HUBERT VINCENT
25/01/2015 – 22/03/2015
Le 25 janvier, un résident remarquable est arrivé à Polenovo : Hubert Vincent, professeur de l’Université de Rouen. Docteur Vincent est spécialiste de l’histoire des idées éducatives. Il conduit des recherches inter-culturelles, a publié un grand nombre d’ouvrages. En résidence à Polenovo, il a pu réfléchir sur la notion du paysage russe de la fin du 19ème siècle et étudié les biographies des peintres russes. Il a également proposé une série de séminaires aux étudiants de l’Université de Toula :
- Le 19 février a eu lieu à l’Université de Toula une conférence ouverte au publique de Hubert Vincent : “Les tendances actuelles de la philosophie moderne française”. Voici un article paru dans le journal universitaire :
- Le 18 mars POLENOVO a accueilli des étudiants francophones de l’Université de Toula – la rencontre avec Hubert Vincent était dédiée à l’art d’écriture et s’est déroulée dans une ambiance très chaleureuse autour d’un thé à la russe.

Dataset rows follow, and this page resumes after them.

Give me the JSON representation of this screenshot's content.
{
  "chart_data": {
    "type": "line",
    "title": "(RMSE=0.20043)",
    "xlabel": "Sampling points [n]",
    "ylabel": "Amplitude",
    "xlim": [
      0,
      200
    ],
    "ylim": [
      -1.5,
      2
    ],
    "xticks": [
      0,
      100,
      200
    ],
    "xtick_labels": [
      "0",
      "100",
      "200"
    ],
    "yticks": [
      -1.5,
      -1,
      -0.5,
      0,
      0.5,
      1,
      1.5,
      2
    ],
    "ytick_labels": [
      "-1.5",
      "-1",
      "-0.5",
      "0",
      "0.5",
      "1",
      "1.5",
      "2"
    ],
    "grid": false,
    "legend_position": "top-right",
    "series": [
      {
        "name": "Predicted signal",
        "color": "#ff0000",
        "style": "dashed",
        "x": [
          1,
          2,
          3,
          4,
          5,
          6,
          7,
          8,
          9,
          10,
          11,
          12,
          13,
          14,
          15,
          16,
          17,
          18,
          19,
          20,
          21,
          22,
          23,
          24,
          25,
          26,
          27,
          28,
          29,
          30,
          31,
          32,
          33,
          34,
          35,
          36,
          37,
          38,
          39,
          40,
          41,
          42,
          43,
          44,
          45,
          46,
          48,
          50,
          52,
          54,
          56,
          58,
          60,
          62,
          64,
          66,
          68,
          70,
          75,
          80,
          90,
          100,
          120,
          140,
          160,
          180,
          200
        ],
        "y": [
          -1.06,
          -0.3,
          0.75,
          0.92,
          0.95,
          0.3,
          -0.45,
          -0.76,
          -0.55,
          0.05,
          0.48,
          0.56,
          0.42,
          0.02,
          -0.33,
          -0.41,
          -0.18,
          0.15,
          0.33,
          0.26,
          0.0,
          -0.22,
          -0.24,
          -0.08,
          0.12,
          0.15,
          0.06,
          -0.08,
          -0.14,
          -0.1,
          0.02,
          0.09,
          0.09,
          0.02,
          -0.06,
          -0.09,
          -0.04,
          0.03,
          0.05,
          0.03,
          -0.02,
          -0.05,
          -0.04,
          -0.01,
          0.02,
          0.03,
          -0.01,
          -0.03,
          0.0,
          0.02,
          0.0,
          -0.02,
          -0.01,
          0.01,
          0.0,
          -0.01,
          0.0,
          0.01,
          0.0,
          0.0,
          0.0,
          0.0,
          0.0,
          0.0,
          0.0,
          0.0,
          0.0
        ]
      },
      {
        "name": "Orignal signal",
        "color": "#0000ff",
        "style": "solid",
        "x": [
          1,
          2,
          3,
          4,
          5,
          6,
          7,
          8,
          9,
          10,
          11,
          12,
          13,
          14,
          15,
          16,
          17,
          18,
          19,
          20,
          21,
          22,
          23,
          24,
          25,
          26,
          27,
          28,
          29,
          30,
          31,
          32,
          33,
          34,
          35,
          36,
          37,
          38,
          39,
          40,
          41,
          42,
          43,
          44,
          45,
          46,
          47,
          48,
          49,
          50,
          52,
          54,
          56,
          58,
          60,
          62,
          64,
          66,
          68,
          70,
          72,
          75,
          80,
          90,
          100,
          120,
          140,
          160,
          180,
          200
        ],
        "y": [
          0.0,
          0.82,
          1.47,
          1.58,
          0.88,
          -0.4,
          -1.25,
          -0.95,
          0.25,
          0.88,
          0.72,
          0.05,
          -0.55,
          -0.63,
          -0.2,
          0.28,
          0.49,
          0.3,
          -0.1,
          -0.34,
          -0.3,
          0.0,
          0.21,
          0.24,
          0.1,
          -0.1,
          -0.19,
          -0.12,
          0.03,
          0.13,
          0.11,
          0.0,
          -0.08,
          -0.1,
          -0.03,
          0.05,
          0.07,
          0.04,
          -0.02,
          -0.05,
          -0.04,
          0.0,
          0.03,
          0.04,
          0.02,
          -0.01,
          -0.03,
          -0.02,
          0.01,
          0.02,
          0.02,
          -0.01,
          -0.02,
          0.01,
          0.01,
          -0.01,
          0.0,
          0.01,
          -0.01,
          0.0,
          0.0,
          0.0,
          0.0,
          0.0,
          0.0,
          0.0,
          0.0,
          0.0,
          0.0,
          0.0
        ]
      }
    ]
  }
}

Vous trouverez plus de photos sur notre page Facebook
Hubert Vincent parle de sa résidence à POLENOVO, filmé par Vitaly Chichenko au musée Vassily Polenov (Russie, région de Toula), 2015 :

Ainsi qu’un journal de bord dont voici quelques extraits :
Ce matin je suis parti me promener… Je suis allé vers l’Oka, la rivière, ou plutôt le fleuve, car sa largeur est au moins de 150 m. Il neigeait très légèrement, le silence s’imposait, mais ce qui évidemment me frappe c’est simplement que l’Oka est gelée. C’est tout blanc. Il n’y a pas seulement un paysage de campagne enneigé, mais, au milieu, large, longue, une rivière gelée, blanche, mais qui ne se confond pas avec le reste…
…Le mouvement du fleuve est stoppé, figé. Je n’ai jamais vu auparavant de fleuve gelé.
Sur les rives, des arbres à la fois puissants et saccagés : les formes en sont étranges et violentées. C’est la trace du flot du fleuve au moment de la débâcle, au moment où le fleuve sort de son lit.
J’ai longé par le bas, le domaine de Polenovo. Large domaine, au contour visible à l’œil, ceint d’un petit mur de pierre. Sur sa partie versante vers la rivière, de nombreuses entrées et sorties carrossables, ainsi que de petits portillons aménagés pour les promeneurs. C’est une maison de villégiature, aménagée pour l’agrément, de l’œil mais aussi des promenades.
Cet aspect redouble une caractéristique de la maison, que Polenov voulut : les différentes pièces, au moins celles du bas et du premier étage, devaient avoir plusieurs portes. Ils n’aimaient pas les pièces d’où l’on ne pouvait sortir que par un seul endroit. Il voulait plusieurs entrées et sorties pour chacune d’elles. De même le muret d’enceinte est-il percé de multiples passages. Image du confort. On n’est ni enfermé, ni complètement ouvert ; le monde n’est pas hostile et si l’on y dessine un lieu, c’est sans s’y enfermer. Le lieu n’est pas magistral. C’est un lieu de bourgeois cultivé, un lieu apaisé et serein. Une grande maison, aux recoins multiples, avec de nombreuses fenêtres et des terrasses. (la maison, et plus généralement le lieu, est une pièce centrale de tout paysage en peinture, et particulièrement pour ce que l’on nomme la paysage russe du 19 ème siècle ; avec les chemins ; avec l’immensité. 3 éléments essentiels…)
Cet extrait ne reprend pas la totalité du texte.